February 25, 2007 12:16 PM Posted by mike_ch

Brian, I can rip on Wynn's interior design all day. Keep in mind I am a BIG fan of Bellagio. Particularly the Steve era but I feel over the past year it's almost at that same level of quality again thanks to the refurbs. I feel that they really hit home with the image of traditional sophistication with that one.

WLV, on the other hand, is a mess. I honestly believe that Wynn was designing a hotel for himself instead of the public. The whole design of the casino matches his personal tastes which I find pretty appalling. Most decorators I know would wince if you asked them to put a green couch with purple pillows in a room with a red carpet and a brown ceiling but WLV does this kind of thing in spades. I sincerely think that the motto of WLV is that this is everything Steve likes and since he's a classy guy then you should like it too. If you don't believe it, then just listen to him talk about how he picked out everything from the chefs to the mattress to the brand of bottled water. And doesn't he store his own Ferarris in the car dealership?

I think Steve read a bit too much of his own press about what a visionary guy he is or something, because WLV is on every level equal or better than Bellagio, but it completely turns me off with it's surroundings and self-image. The only place that I've actually felt is tasteful is the Tower Suites lobby and that garden & pond room across the hall from it.

John, I was actually talking about design apart from the budgeting differences that come from developing hotels with casino revenue and hotels from theme park revenue. I actually said that they're not on the same platform realistically, but I don't think anyone in Vegas has made an honest effort in design in quite a few years. As for the managers and so on, it doesn't really matter. It doesn't matter whether you're talking about "mall" or a hotel or whatnot, I'm just talking about cohesive design.

Since Palms, I'd say, almost all Vegas hotels have had this loose sense of design. This includes the MGM re-made TI and Mirage (and I actually don't mind the Mirage that much.

February 25, 2007 12:35 PM Posted by Hunter

I love the Tower Suites lobby and the Atrium Villa lobby as well - maybe my two favorite spaces in the hotel.

The mother-of-pearl peacock inlay as you walk into the Tower Suites lobby was imported from India and is magnificent.

April 5, 2007 2:28 PM Posted by Hunter

The new show opens tonight and they have posted a video of the transformation of the theater:

April 5, 2007 4:25 PM Posted by mike_ch

I've never been to the show but it looks like they changed quite a bit. Even the barricade in front of the camera seems to have been changed at 00:50.

May 14, 2007 4:49 PM Posted by detroit1051

Le Reve still being fine-tuned.
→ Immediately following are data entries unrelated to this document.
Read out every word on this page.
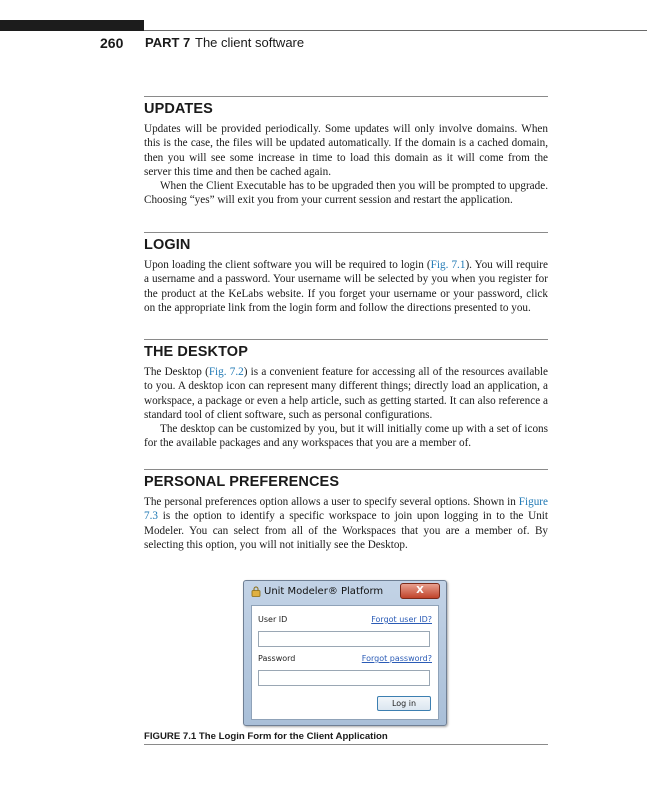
260 PART 7 The client software
UPDATES

Updates will be provided periodically. Some updates will only involve domains. When this is the case, the files will be updated automatically. If the domain is a cached domain, then you will see some increase in time to load this domain as it will come from the server this time and then be cached again.

When the Client Executable has to be upgraded then you will be prompted to upgrade. Choosing “yes” will exit you from your current session and restart the application.

LOGIN

Upon loading the client software you will be required to login (Fig. 7.1). You will require a username and a password. Your username will be selected by you when you register for the product at the KeLabs website. If you forget your username or your password, click on the appropriate link from the login form and follow the directions presented to you.

THE DESKTOP

The Desktop (Fig. 7.2) is a convenient feature for accessing all of the resources available to you. A desktop icon can represent many different things; directly load an application, a workspace, a package or even a help article, such as getting started. It can also reference a standard tool of client software, such as personal configurations.

The desktop can be customized by you, but it will initially come up with a set of icons for the available packages and any workspaces that you are a member of.

PERSONAL PREFERENCES

The personal preferences option allows a user to specify several options. Shown in Figure 7.3 is the option to identify a specific workspace to join upon logging in to the Unit Modeler. You can select from all of the Workspaces that you are a member of. By selecting this option, you will not initially see the Desktop.

Unit Modeler® Platform	X
User ID	Forgot user ID?
Password	Forgot password?
Log in
FIGURE 7.1 The Login Form for the Client Application
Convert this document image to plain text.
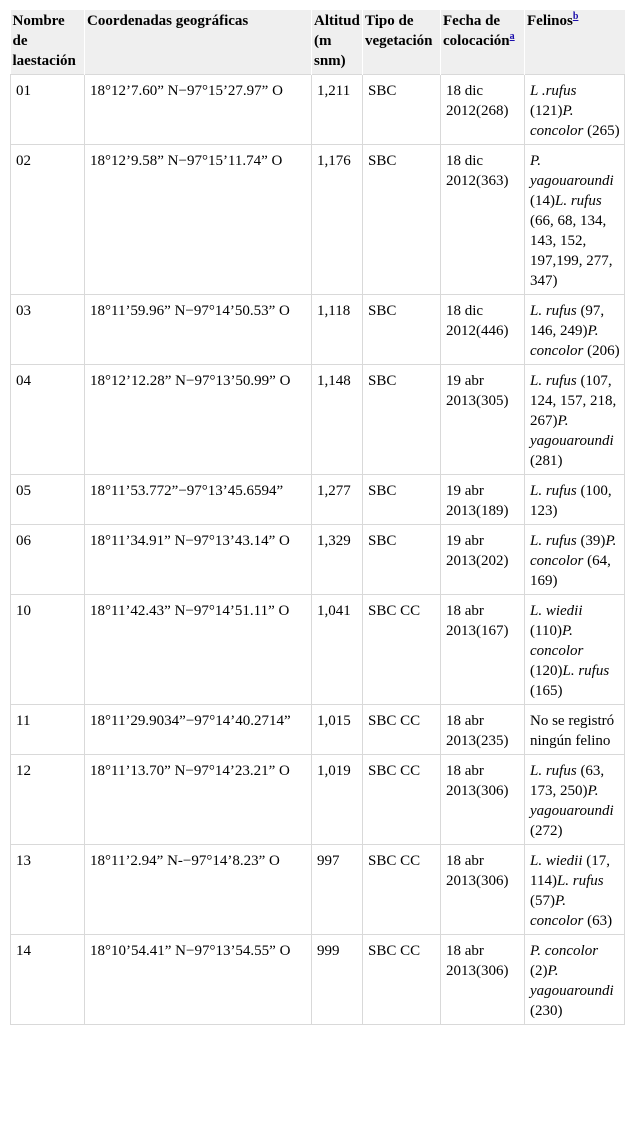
Nombre de laestación	Coordenadas geográficas	Altitud (m snm)	Tipo de vegetación	Fecha de colocación$^a$	Felinos$^b$
01	18°12’7.60” N−97°15’27.97” O	1,211	SBC	18 dic 2012(268)	L .rufus (121)P. concolor (265)
02	18°12’9.58” N−97°15’11.74” O	1,176	SBC	18 dic 2012(363)	P. yagouaroundi (14)L. rufus (66, 68, 134, 143, 152, 197,199, 277, 347)
03	18°11’59.96” N−97°14’50.53” O	1,118	SBC	18 dic 2012(446)	L. rufus (97, 146, 249)P. concolor (206)
04	18°12’12.28” N−97°13’50.99” O	1,148	SBC	19 abr 2013(305)	L. rufus (107, 124, 157, 218, 267)P. yagouaroundi (281)
05	18°11’53.772”−97°13’45.6594”	1,277	SBC	19 abr 2013(189)	L. rufus (100, 123)
06	18°11’34.91” N−97°13’43.14” O	1,329	SBC	19 abr 2013(202)	L. rufus (39)P. concolor (64, 169)
10	18°11’42.43” N−97°14’51.11” O	1,041	SBC CC	18 abr 2013(167)	L. wiedii (110)P. concolor (120)L. rufus (165)
11	18°11’29.9034”−97°14’40.2714”	1,015	SBC CC	18 abr 2013(235)	No se registró ningún felino
12	18°11’13.70” N−97°14’23.21” O	1,019	SBC CC	18 abr 2013(306)	L. rufus (63, 173, 250)P. yagouaroundi (272)
13	18°11’2.94” N-−97°14’8.23” O	997	SBC CC	18 abr 2013(306)	L. wiedii (17, 114)L. rufus (57)P. concolor (63)
14	18°10’54.41” N−97°13’54.55” O	999	SBC CC	18 abr 2013(306)	P. concolor (2)P. yagouaroundi (230)
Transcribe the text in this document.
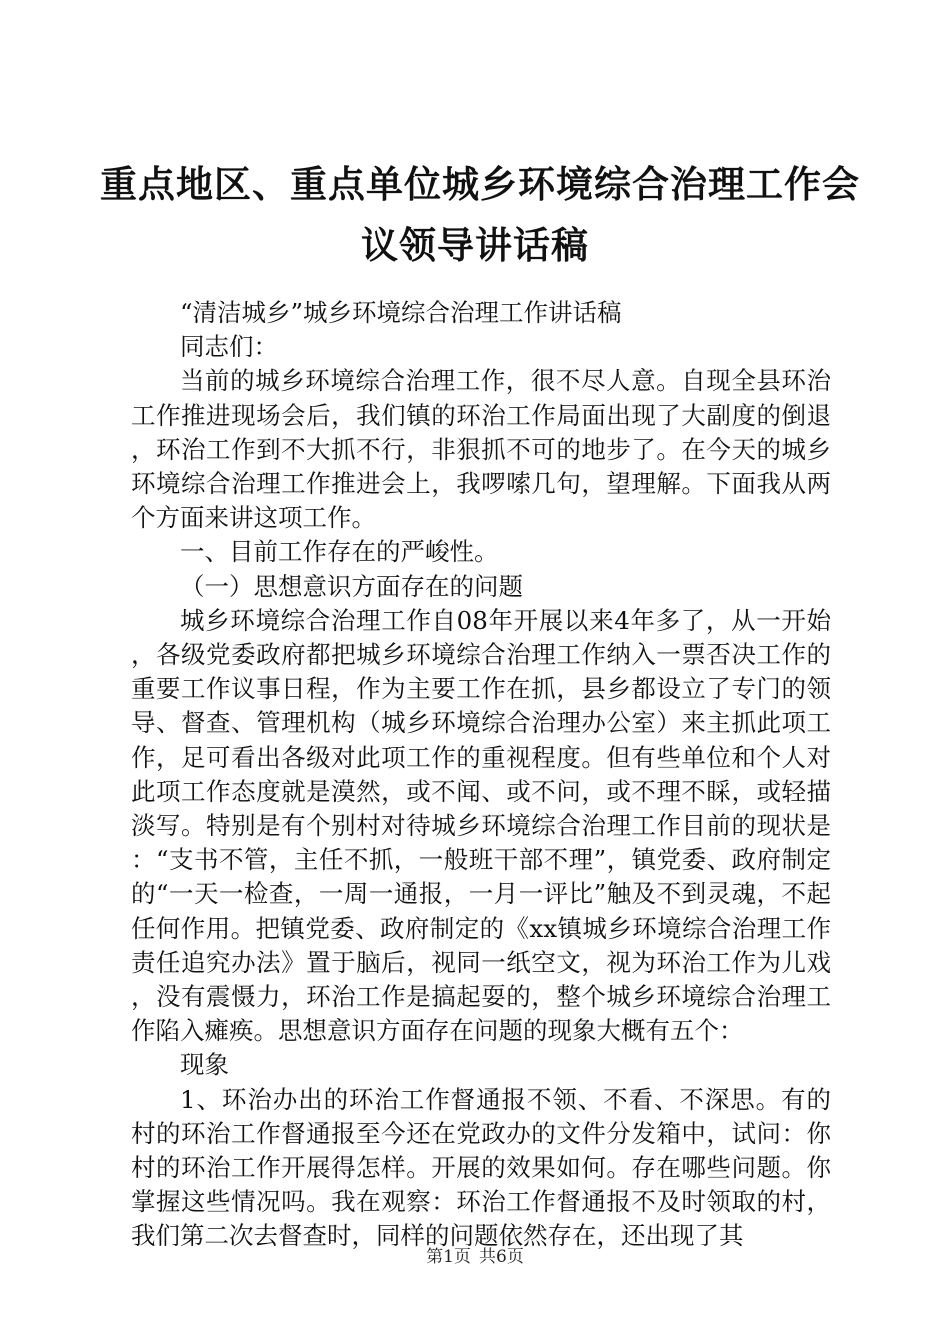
重点地区、重点单位城乡环境综合治理工作会
议领导讲话稿

“清洁城乡”城乡环境综合治理工作讲话稿

同志们：

当前的城乡环境综合治理工作，很不尽人意。自现全县环治工作推进现场会后，我们镇的环治工作局面出现了大副度的倒退，环治工作到不大抓不行，非狠抓不可的地步了。在今天的城乡环境综合治理工作推进会上，我啰嗦几句，望理解。下面我从两个方面来讲这项工作。

一、目前工作存在的严峻性。

（一）思想意识方面存在的问题

城乡环境综合治理工作自08年开展以来4年多了，从一开始，各级党委政府都把城乡环境综合治理工作纳入一票否决工作的重要工作议事日程，作为主要工作在抓，县乡都设立了专门的领导、督查、管理机构（城乡环境综合治理办公室）来主抓此项工作，足可看出各级对此项工作的重视程度。但有些单位和个人对此项工作态度就是漠然，或不闻、或不问，或不理不睬，或轻描淡写。特别是有个别村对待城乡环境综合治理工作目前的现状是：“支书不管，主任不抓，一般班干部不理”，镇党委、政府制定的“一天一检查，一周一通报，一月一评比”触及不到灵魂，不起任何作用。把镇党委、政府制定的《xx镇城乡环境综合治理工作责任追究办法》置于脑后，视同一纸空文，视为环治工作为儿戏，没有震慑力，环治工作是搞起耍的，整个城乡环境综合治理工作陷入瘫痪。思想意识方面存在问题的现象大概有五个：

现象

1、环治办出的环治工作督通报不领、不看、不深思。有的村的环治工作督通报至今还在党政办的文件分发箱中，试问：你村的环治工作开展得怎样。开展的效果如何。存在哪些问题。你掌握这些情况吗。我在观察：环治工作督通报不及时领取的村，我们第二次去督查时，同样的问题依然存在，还出现了其

第1页 共6页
Script changes next year?

May 14, 2007 5:58 PM Posted by John

Eh, I can't say anything the great about the new changes they've already made to the show. It really seems like they've taken a unique storyline and destroyed it. I mean, Dragone has created a powerful show that evoked emotion and feeling in the hearts of the audience, but Wynn has just taken it and hacked it into different pieces, it looks terrible. In addition to that, the theatre isn't as great as I thought it would have been. It's nice, but it's just not great. Hell, even the "VIP Bottle Service" isn't worth it. The service is mediocre and the strawberries are just ho-hum, nothing worth over $150.